Even so, the process of mortification through discipline, abstinence, and compulsive behavior was deemed to be ineffectual. No one short of Jesus' could be that perfect. For this reason, most of these groups also had some form of confession - a ritualized self-denunciation in front of the group or its leader - to cleanse from the soul the remnants of self-seeking tendencies.

Most people nowadays are not aware of the importance of the process of mortification in everyday life. This lack of awareness is most likely due to prevailing individualistic values. The loss of such understanding is, however, of relatively recent vintage.

The Victorians in England were certainly aware of mortification, although by around the turn of the century before last it was already the focus of some derision. It was satirized by name in no less than three Gilbert and Sullivan operettas.

In The Mikado, a character named Pooh Bah has to "mortify," not only his own pride, but his family pride. He does so, however, in order to save his own skin. It seems that in order to save his town from losing its charter (something which represents a collective need), someone has to volunteer' to satisfy the whims of the Mikado (the king) by allowing himself to be executed. Pooh Bah declines to volunteer, justifying his refusal on the grounds that it is necessary for him to refuse to indulge his family pride.  Family pride, he argues, would be served rather than mortified by his accepting the job.

In Iolanthe, the queen of a group of fairies has to "mortify" her sexual attraction to a mortal man, and has a problem doing so after one of her favorite subjects has been caught marrying a mortal. This play satirized societal prohibitions against marry­ing across the rigid class lines present in the England of that day.

In Princess Ida, women in a feminist school have to "mortify" their attraction to men in order to maintain their group identity. The mortification, as well as the group identity, dissolves when the school is infiltrated by some charming and handsome young men.

From my point of view, the impulses that are most often mortified by today's individuals can be conceptualized as being those inclinations of their real selves which conflict with the roles that they have been playing within their families. People have acquired these roles because the roles seem to be required in order to maintain family homeostasis.

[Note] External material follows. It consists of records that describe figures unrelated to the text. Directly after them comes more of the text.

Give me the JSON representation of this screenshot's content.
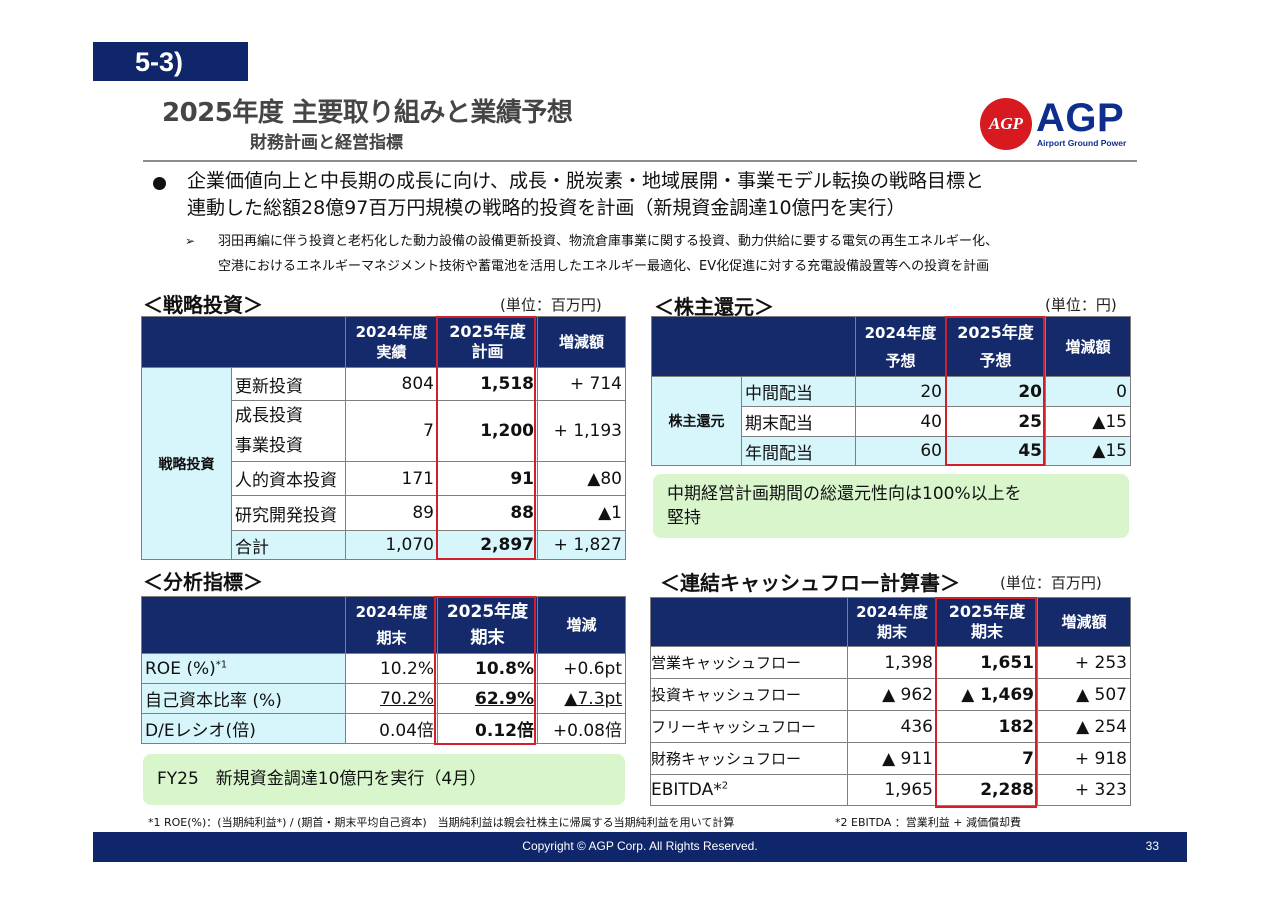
{
  "section": "5-3)",
  "title": "2025年度 主要取り組みと業績予想",
  "subtitle": "財務計画と経営指標",
  "logo": {
    "mark": "AGP",
    "text": "AGP",
    "sub": "Airport Ground Power"
  },
  "bullet": {
    "line1": "企業価値向上と中長期の成長に向け、成長・脱炭素・地域展開・事業モデル転換の戦略目標と",
    "line2": "連動した総額28億97百万円規模の戦略的投資を計画（新規資金調達10億円を実行）"
  },
  "sub_bullet": {
    "line1": "羽田再編に伴う投資と老朽化した動力設備の設備更新投資、物流倉庫事業に関する投資、動力供給に要する電気の再生エネルギー化、",
    "line2": "空港におけるエネルギーマネジメント技術や蓄電池を活用したエネルギー最適化、EV化促進に対する充電設備設置等への投資を計画"
  },
  "strategic": {
    "heading": "＜戦略投資＞",
    "unit": "(単位：百万円)",
    "col1a": "2024年度",
    "col1b": "実績",
    "col2a": "2025年度",
    "col2b": "計画",
    "col3": "増減額",
    "category": "戦略投資",
    "rows": [
      {
        "label": "更新投資",
        "v1": "804",
        "v2": "1,518",
        "diff": "+ 714"
      },
      {
        "label": "成長投資",
        "label2": "事業投資",
        "v1": "7",
        "v2": "1,200",
        "diff": "+ 1,193"
      },
      {
        "label": "人的資本投資",
        "v1": "171",
        "v2": "91",
        "diff": "▲80"
      },
      {
        "label": "研究開発投資",
        "v1": "89",
        "v2": "88",
        "diff": "▲1"
      }
    ],
    "total": {
      "label": "合計",
      "v1": "1,070",
      "v2": "2,897",
      "diff": "+ 1,827"
    }
  },
  "shareholder": {
    "heading": "＜株主還元＞",
    "unit": "(単位：円)",
    "col1a": "2024年度",
    "col1b": "予想",
    "col2a": "2025年度",
    "col2b": "予想",
    "col3": "増減額",
    "category": "株主還元",
    "rows": [
      {
        "label": "中間配当",
        "v1": "20",
        "v2": "20",
        "diff": "0"
      },
      {
        "label": "期末配当",
        "v1": "40",
        "v2": "25",
        "diff": "▲15"
      },
      {
        "label": "年間配当",
        "v1": "60",
        "v2": "45",
        "diff": "▲15"
      }
    ],
    "note_line1": "中期経営計画期間の総還元性向は100%以上を",
    "note_line2": "堅持"
  },
  "analysis": {
    "heading": "＜分析指標＞",
    "col1a": "2024年度",
    "col1b": "期末",
    "col2a": "2025年度",
    "col2b": "期末",
    "col3": "増減",
    "rows": [
      {
        "label": "ROE (%)",
        "sup": "*1",
        "v1": "10.2%",
        "v2": "10.8%",
        "diff": "+0.6pt"
      },
      {
        "label": "自己資本比率 (%)",
        "v1": "70.2%",
        "v2": "62.9%",
        "diff": "▲7.3pt"
      },
      {
        "label": "D/Eレシオ(倍)",
        "v1": "0.04倍",
        "v2": "0.12倍",
        "diff": "+0.08倍"
      }
    ],
    "note": "FY25　新規資金調達10億円を実行（4月）"
  },
  "cashflow": {
    "heading": "＜連結キャッシュフロー計算書＞",
    "unit": "(単位：百万円)",
    "col1a": "2024年度",
    "col1b": "期末",
    "col2a": "2025年度",
    "col2b": "期末",
    "col3": "増減額",
    "rows": [
      {
        "label": "営業キャッシュフロー",
        "v1": "1,398",
        "v2": "1,651",
        "diff": "+ 253"
      },
      {
        "label": "投資キャッシュフロー",
        "v1": "▲ 962",
        "v2": "▲ 1,469",
        "diff": "▲ 507"
      },
      {
        "label": "フリーキャッシュフロー",
        "v1": "436",
        "v2": "182",
        "diff": "▲ 254"
      },
      {
        "label": "財務キャッシュフロー",
        "v1": "▲ 911",
        "v2": "7",
        "diff": "+ 918"
      },
      {
        "label": "EBITDA*",
        "sup": "2",
        "v1": "1,965",
        "v2": "2,288",
        "diff": "+ 323"
      }
    ]
  },
  "footnote1": "*1 ROE(%)：(当期純利益*) / (期首・期末平均自己資本)　当期純利益は親会社株主に帰属する当期純利益を用いて計算",
  "footnote2": "*2 EBITDA ：営業利益 + 減価償却費",
  "footer": {
    "copyright": "Copyright © AGP Corp. All Rights Reserved.",
    "page": "33"
  }
}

In Chapter 3 of my book A Family Systems Approach to Individual Psychotherapy, I discussed several ways in which individuals try to rid themselves of some of their own impulses. Some of the forms of mortification that I described correspond to the psycho­analytic concept of defense mechanisms. In general, modern families and individuals have to do for themselves what was once done for them by the larger group.

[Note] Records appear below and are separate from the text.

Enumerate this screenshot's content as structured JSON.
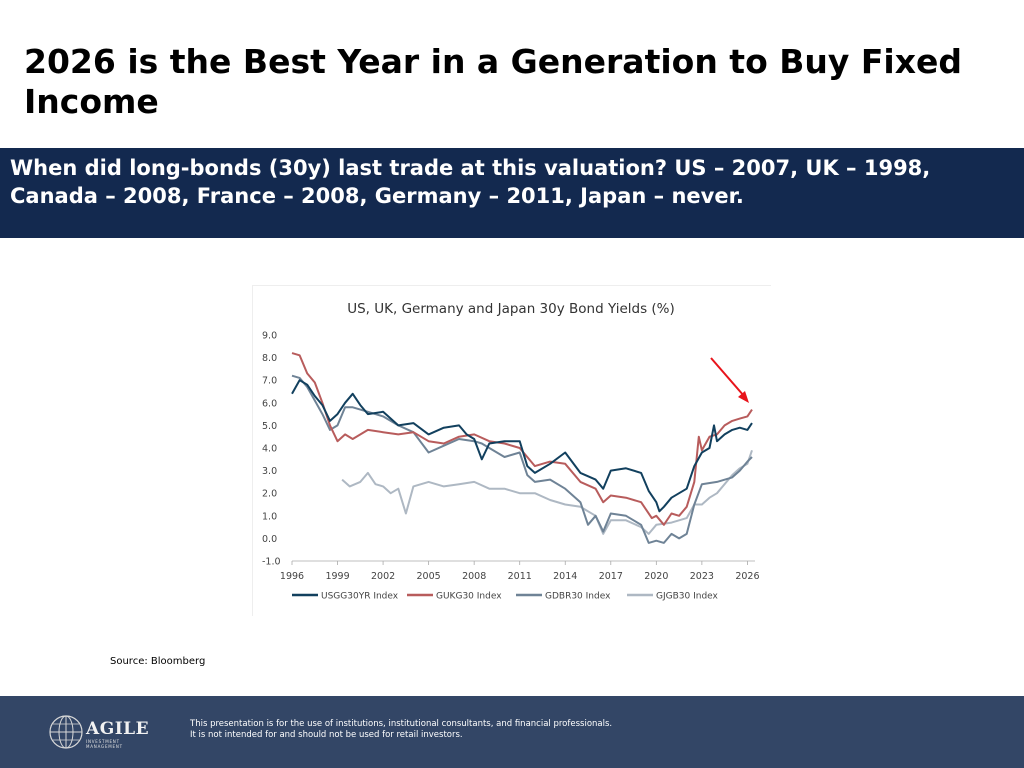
{
  "slide": {
    "title": "2026 is the Best Year in a Generation to Buy Fixed Income",
    "banner_line1": "When did long-bonds (30y) last trade at this valuation? US – 2007, UK – 1998,",
    "banner_line2": "Canada – 2008, France – 2008, Germany – 2011, Japan – never.",
    "source": "Source: Bloomberg"
  },
  "footer": {
    "logo_text": "AGILE",
    "logo_subtext": "INVESTMENT MANAGEMENT",
    "disclaimer_line1": "This presentation is for the use of institutions, institutional consultants, and financial professionals.",
    "disclaimer_line2": "It is not intended for and should not be used for retail investors.",
    "background_color": "#334666"
  },
  "chart_data": {
    "type": "line",
    "title": "US, UK, Germany and Japan 30y Bond Yields (%)",
    "xlabel": "",
    "ylabel": "",
    "xlim": [
      1996,
      2026.5
    ],
    "ylim": [
      -1.0,
      9.0
    ],
    "x_ticks": [
      "1996",
      "1999",
      "2002",
      "2005",
      "2008",
      "2011",
      "2014",
      "2017",
      "2020",
      "2023",
      "2026"
    ],
    "y_ticks": [
      "9.0",
      "8.0",
      "7.0",
      "6.0",
      "5.0",
      "4.0",
      "3.0",
      "2.0",
      "1.0",
      "0.0",
      "-1.0"
    ],
    "grid": false,
    "legend_position": "bottom",
    "annotation": "red arrow pointing to latest UK yield",
    "series": [
      {
        "name": "USGG30YR Index",
        "color": "#12405e",
        "x": [
          1996,
          1996.5,
          1997,
          1997.5,
          1998,
          1998.5,
          1999,
          1999.5,
          2000,
          2000.5,
          2001,
          2002,
          2003,
          2004,
          2005,
          2006,
          2007,
          2007.5,
          2008,
          2008.5,
          2009,
          2010,
          2011,
          2011.5,
          2012,
          2013,
          2014,
          2015,
          2016,
          2016.5,
          2017,
          2018,
          2019,
          2019.5,
          2020,
          2020.2,
          2020.5,
          2021,
          2021.5,
          2022,
          2022.5,
          2023,
          2023.5,
          2023.8,
          2024,
          2024.5,
          2025,
          2025.5,
          2026,
          2026.3
        ],
        "y": [
          6.4,
          7.0,
          6.8,
          6.3,
          5.9,
          5.2,
          5.5,
          6.0,
          6.4,
          5.9,
          5.5,
          5.6,
          5.0,
          5.1,
          4.6,
          4.9,
          5.0,
          4.6,
          4.4,
          3.5,
          4.2,
          4.3,
          4.3,
          3.2,
          2.9,
          3.3,
          3.8,
          2.9,
          2.6,
          2.2,
          3.0,
          3.1,
          2.9,
          2.1,
          1.6,
          1.2,
          1.4,
          1.8,
          2.0,
          2.2,
          3.2,
          3.8,
          4.0,
          5.0,
          4.3,
          4.6,
          4.8,
          4.9,
          4.8,
          5.1
        ]
      },
      {
        "name": "GUKG30 Index",
        "color": "#b85c5c",
        "x": [
          1996,
          1996.5,
          1997,
          1997.5,
          1998,
          1998.5,
          1999,
          1999.5,
          2000,
          2001,
          2002,
          2003,
          2004,
          2005,
          2006,
          2007,
          2008,
          2009,
          2010,
          2011,
          2012,
          2013,
          2014,
          2015,
          2016,
          2016.5,
          2017,
          2018,
          2019,
          2019.7,
          2020,
          2020.5,
          2021,
          2021.5,
          2022,
          2022.5,
          2022.8,
          2023,
          2023.5,
          2024,
          2024.5,
          2025,
          2025.5,
          2026,
          2026.3
        ],
        "y": [
          8.2,
          8.1,
          7.3,
          6.9,
          6.0,
          5.0,
          4.3,
          4.6,
          4.4,
          4.8,
          4.7,
          4.6,
          4.7,
          4.3,
          4.2,
          4.5,
          4.6,
          4.3,
          4.2,
          4.0,
          3.2,
          3.4,
          3.3,
          2.5,
          2.2,
          1.6,
          1.9,
          1.8,
          1.6,
          0.9,
          1.0,
          0.6,
          1.1,
          1.0,
          1.4,
          2.5,
          4.5,
          3.9,
          4.5,
          4.6,
          5.0,
          5.2,
          5.3,
          5.4,
          5.7
        ]
      },
      {
        "name": "GDBR30 Index",
        "color": "#6f8396",
        "x": [
          1996,
          1996.5,
          1997,
          1997.5,
          1998,
          1998.5,
          1999,
          1999.5,
          2000,
          2001,
          2002,
          2003,
          2004,
          2005,
          2006,
          2007,
          2008,
          2008.5,
          2009,
          2010,
          2011,
          2011.5,
          2012,
          2013,
          2014,
          2015,
          2015.5,
          2016,
          2016.5,
          2017,
          2018,
          2019,
          2019.5,
          2020,
          2020.5,
          2021,
          2021.5,
          2022,
          2022.5,
          2023,
          2024,
          2025,
          2025.5,
          2026,
          2026.3
        ],
        "y": [
          7.2,
          7.1,
          6.7,
          6.1,
          5.5,
          4.8,
          5.0,
          5.8,
          5.8,
          5.6,
          5.4,
          5.0,
          4.7,
          3.8,
          4.1,
          4.4,
          4.3,
          4.2,
          4.0,
          3.6,
          3.8,
          2.8,
          2.5,
          2.6,
          2.2,
          1.6,
          0.6,
          1.0,
          0.3,
          1.1,
          1.0,
          0.6,
          -0.2,
          -0.1,
          -0.2,
          0.2,
          0.0,
          0.2,
          1.5,
          2.4,
          2.5,
          2.7,
          3.0,
          3.4,
          3.6
        ]
      },
      {
        "name": "GJGB30 Index",
        "color": "#aeb8c3",
        "x": [
          1999.3,
          1999.8,
          2000.5,
          2001,
          2001.5,
          2002,
          2002.5,
          2003,
          2003.5,
          2004,
          2005,
          2006,
          2007,
          2008,
          2009,
          2010,
          2011,
          2012,
          2013,
          2014,
          2015,
          2016,
          2016.5,
          2017,
          2018,
          2019,
          2019.5,
          2020,
          2021,
          2022,
          2022.5,
          2023,
          2023.5,
          2024,
          2025,
          2025.5,
          2026,
          2026.3
        ],
        "y": [
          2.6,
          2.3,
          2.5,
          2.9,
          2.4,
          2.3,
          2.0,
          2.2,
          1.1,
          2.3,
          2.5,
          2.3,
          2.4,
          2.5,
          2.2,
          2.2,
          2.0,
          2.0,
          1.7,
          1.5,
          1.4,
          1.0,
          0.2,
          0.8,
          0.8,
          0.5,
          0.2,
          0.6,
          0.7,
          0.9,
          1.5,
          1.5,
          1.8,
          2.0,
          2.8,
          3.1,
          3.3,
          3.9
        ]
      }
    ]
  }
}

Where we once had group censure and political exile, we now have family invalidation and emotional cut-offs. In place of fire and brimstone from a preacher, individuals create their own frightening, irrational thoughts in order to scare themselves out of this or that desire. Instead of going to the confessional, they criticize themselves for their base inclinations and find ways to loathe themselves. Rather than engaging in prescribed rituals, they form their own reaction formations, compulsively acting in ways that run counter to their underlying desires. We have all devised ingenious ways to put ourselves down, subjugate our passions, and force ourselves to conform to collective standards or family needs.